The New York-based Rockefeller Foundation, which sponsored the CFR report, has also become well known for its focus on championing universal health coverage as an international cause.
Much of this new focus began since 2008, as the international economic downturn constricted donor purses. A lead writer on the CFR report, Laurie Garrett, notes that a "tremendous escalation" in global health funding took place between 1990 and 2008.
This trend was motivated particularly by concerns over the spread of HIV and other specific individual infectious diseases, particularly in poor and developing countries. At the same time, however, this aid prioritisation typically eclipsed much effort given to the strengthening of health systems generally.
Since 2008, Garrett suggests, "Donor states have sought ways to spend less money while managing to save the same number of, or more, lives."
In general, global health is very subject to fads, says Victoria Fan, a research fellow with the Center for Global Development here in Washington. "This year, it's universal health coverage," Fan notes, "but generally the field is filled with donors that give money for very specific issues, typically very specific diseases."
That means that, beyond the World Health Organization, which does not engage in funding, donors are unused to thinking about issues as broad-based as country-wide health systems.
"Healthcare systems operate perfectly fine without external assistance," she says. "It would be absurd if another developed country would give the U.S. money, for instance."
While there is widespread consensus on the basic thrust of expanding health coverage, the details of implementation behind the new push for universal coverage are endlessly tricky.
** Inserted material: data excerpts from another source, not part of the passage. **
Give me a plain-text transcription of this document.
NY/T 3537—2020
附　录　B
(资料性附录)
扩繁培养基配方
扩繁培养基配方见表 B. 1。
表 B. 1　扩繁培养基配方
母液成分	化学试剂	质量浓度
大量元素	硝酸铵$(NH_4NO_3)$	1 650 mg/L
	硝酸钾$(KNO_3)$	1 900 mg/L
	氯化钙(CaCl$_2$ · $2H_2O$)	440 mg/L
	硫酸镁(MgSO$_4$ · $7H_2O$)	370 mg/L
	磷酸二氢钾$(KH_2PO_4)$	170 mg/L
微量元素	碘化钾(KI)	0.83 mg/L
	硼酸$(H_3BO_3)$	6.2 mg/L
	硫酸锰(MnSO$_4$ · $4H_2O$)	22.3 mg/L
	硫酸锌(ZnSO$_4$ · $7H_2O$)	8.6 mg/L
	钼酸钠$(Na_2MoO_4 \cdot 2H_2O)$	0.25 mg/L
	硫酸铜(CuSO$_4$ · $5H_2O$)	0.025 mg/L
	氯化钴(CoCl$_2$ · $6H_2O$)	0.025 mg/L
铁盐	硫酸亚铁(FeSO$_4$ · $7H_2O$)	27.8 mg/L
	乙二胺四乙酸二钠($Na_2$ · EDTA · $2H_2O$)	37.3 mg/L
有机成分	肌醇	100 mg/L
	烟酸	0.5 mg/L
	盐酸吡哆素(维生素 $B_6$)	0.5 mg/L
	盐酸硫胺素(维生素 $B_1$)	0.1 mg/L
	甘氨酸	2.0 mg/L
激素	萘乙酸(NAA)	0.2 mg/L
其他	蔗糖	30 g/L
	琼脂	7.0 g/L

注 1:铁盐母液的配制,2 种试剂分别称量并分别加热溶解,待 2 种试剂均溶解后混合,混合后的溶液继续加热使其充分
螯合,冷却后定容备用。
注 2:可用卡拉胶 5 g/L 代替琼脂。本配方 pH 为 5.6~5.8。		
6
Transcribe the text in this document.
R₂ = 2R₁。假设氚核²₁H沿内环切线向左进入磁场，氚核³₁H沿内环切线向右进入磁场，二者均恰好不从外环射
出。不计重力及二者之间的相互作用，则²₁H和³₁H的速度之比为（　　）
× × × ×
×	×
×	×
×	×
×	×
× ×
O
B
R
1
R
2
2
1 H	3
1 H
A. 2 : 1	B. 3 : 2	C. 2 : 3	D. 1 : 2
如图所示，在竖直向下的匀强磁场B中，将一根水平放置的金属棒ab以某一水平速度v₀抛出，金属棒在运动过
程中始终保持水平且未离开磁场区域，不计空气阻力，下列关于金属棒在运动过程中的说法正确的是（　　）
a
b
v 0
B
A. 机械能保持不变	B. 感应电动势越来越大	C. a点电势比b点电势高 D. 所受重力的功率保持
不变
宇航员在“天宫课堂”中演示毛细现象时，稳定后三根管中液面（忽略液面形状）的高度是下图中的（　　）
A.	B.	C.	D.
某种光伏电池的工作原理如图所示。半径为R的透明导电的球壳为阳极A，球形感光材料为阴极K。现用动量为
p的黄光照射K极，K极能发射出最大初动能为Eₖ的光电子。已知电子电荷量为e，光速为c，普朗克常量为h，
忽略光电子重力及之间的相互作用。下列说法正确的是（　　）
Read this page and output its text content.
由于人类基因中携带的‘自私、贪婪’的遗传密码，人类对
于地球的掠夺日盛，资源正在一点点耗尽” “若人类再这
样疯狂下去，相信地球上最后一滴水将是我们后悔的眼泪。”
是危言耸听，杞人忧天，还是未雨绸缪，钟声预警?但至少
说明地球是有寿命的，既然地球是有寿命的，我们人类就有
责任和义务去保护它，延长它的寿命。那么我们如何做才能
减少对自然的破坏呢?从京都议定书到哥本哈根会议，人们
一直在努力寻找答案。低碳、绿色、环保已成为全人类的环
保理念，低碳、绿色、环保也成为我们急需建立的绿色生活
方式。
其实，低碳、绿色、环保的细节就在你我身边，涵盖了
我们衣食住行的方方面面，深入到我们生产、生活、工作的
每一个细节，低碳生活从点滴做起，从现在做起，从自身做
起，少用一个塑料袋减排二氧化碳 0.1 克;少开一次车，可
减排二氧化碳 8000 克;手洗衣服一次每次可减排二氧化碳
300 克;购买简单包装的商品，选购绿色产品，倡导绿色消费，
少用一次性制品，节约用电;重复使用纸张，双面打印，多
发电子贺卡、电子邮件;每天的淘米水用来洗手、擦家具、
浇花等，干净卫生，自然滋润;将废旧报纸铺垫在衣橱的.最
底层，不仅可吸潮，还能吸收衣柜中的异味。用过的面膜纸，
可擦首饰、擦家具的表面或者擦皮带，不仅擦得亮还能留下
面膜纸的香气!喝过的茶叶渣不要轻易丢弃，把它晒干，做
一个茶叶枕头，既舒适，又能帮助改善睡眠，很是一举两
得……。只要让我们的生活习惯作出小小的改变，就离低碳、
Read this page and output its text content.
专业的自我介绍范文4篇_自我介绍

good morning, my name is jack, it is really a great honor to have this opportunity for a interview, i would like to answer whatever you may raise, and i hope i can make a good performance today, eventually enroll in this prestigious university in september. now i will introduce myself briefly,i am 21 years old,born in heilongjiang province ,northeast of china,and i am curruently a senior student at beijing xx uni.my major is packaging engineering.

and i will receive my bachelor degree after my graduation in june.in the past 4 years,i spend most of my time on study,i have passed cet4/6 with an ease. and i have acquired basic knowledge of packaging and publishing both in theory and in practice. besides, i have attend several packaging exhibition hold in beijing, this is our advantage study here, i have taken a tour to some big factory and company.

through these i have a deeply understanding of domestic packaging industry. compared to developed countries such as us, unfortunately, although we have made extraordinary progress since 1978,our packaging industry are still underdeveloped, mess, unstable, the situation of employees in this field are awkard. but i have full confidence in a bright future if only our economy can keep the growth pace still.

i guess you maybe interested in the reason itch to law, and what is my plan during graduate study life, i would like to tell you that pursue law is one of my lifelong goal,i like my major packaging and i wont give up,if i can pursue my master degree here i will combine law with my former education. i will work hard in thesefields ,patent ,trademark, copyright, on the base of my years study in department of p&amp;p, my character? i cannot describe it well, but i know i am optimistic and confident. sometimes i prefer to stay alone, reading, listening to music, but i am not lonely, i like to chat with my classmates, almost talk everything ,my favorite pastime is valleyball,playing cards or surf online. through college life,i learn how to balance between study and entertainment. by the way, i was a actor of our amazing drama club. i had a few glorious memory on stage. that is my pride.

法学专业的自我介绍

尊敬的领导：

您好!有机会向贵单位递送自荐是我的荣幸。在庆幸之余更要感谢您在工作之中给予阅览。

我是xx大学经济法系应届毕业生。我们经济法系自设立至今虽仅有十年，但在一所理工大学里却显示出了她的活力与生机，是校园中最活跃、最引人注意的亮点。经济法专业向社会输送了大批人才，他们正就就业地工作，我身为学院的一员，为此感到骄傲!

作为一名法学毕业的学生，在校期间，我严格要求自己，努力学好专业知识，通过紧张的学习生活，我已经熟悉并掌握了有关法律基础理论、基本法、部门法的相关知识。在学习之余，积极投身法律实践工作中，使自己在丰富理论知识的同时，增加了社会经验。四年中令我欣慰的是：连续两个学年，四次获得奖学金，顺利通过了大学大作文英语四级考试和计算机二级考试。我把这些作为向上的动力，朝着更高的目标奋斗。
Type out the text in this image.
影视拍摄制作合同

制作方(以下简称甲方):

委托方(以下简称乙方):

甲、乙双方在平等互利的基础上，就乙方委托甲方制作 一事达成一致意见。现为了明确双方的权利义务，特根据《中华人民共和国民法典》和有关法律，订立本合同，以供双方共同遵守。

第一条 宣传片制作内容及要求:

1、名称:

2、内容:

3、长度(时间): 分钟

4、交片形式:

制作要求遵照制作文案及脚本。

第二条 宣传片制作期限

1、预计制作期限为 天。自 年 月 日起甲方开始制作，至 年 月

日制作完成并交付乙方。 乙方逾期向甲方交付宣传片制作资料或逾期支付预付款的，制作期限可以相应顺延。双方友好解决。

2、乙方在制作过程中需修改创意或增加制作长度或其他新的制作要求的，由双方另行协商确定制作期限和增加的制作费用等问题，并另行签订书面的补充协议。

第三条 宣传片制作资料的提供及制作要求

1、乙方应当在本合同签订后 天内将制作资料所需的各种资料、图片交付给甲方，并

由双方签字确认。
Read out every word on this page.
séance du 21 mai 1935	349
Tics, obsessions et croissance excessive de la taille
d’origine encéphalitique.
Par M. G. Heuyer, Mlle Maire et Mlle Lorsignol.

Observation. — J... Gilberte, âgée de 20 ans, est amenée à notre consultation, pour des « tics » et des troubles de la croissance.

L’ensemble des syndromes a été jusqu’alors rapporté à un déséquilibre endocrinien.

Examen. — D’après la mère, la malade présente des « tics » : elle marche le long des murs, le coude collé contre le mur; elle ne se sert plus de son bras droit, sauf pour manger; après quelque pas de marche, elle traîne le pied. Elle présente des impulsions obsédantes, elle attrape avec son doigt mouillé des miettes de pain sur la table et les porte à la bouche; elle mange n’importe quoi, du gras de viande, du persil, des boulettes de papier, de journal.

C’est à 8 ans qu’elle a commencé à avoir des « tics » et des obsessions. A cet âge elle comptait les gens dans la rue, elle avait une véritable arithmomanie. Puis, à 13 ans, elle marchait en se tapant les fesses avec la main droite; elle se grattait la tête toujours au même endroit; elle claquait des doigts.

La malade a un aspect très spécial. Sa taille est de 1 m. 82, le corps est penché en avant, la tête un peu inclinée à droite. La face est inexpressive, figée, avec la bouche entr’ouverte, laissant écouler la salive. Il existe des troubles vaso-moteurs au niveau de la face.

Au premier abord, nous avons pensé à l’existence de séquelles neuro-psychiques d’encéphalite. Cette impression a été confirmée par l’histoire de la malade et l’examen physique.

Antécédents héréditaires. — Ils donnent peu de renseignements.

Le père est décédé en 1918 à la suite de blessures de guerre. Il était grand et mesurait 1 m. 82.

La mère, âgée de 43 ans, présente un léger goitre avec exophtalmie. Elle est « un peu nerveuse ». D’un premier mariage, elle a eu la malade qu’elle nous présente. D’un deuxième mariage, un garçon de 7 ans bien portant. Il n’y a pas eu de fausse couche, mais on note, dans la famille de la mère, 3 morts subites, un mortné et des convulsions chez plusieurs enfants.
"Universal health coverage in developing countries usually implies new resources for health – more sources or more money from the same sources," says James Bump, an assistant professor with the Department of International Health at Georgetown University. "The demand for health-care services is unlimited in any setting, but the financials are fixed. So, fundamentally, this is a rationing issue – an ethical one."
Historically, Bump says, health systems typically grew organically, rising around those who could pay for them before eventually being expanded to those who cannot pay. In the current international push for universal coverage, however, funders are increasingly looking for ways in which external actors can become involved in assisting this process, either through technical or financial assistance.
"The main hazard would be that because it's a rationing question, it has to be answered with the input of the people in the system,' Bump cautions. "If you're asking what health-care choices are best for a certain population, that population has to be the one to offer the solutions."
For many years, Bump says, aid agencies have been accused of foisting rigid formulas onto developing countries. "That's not something you'd want here," he says. "It's not the place of external actors to answer questions related to universal health coverage – it's not for the rich world to dictate."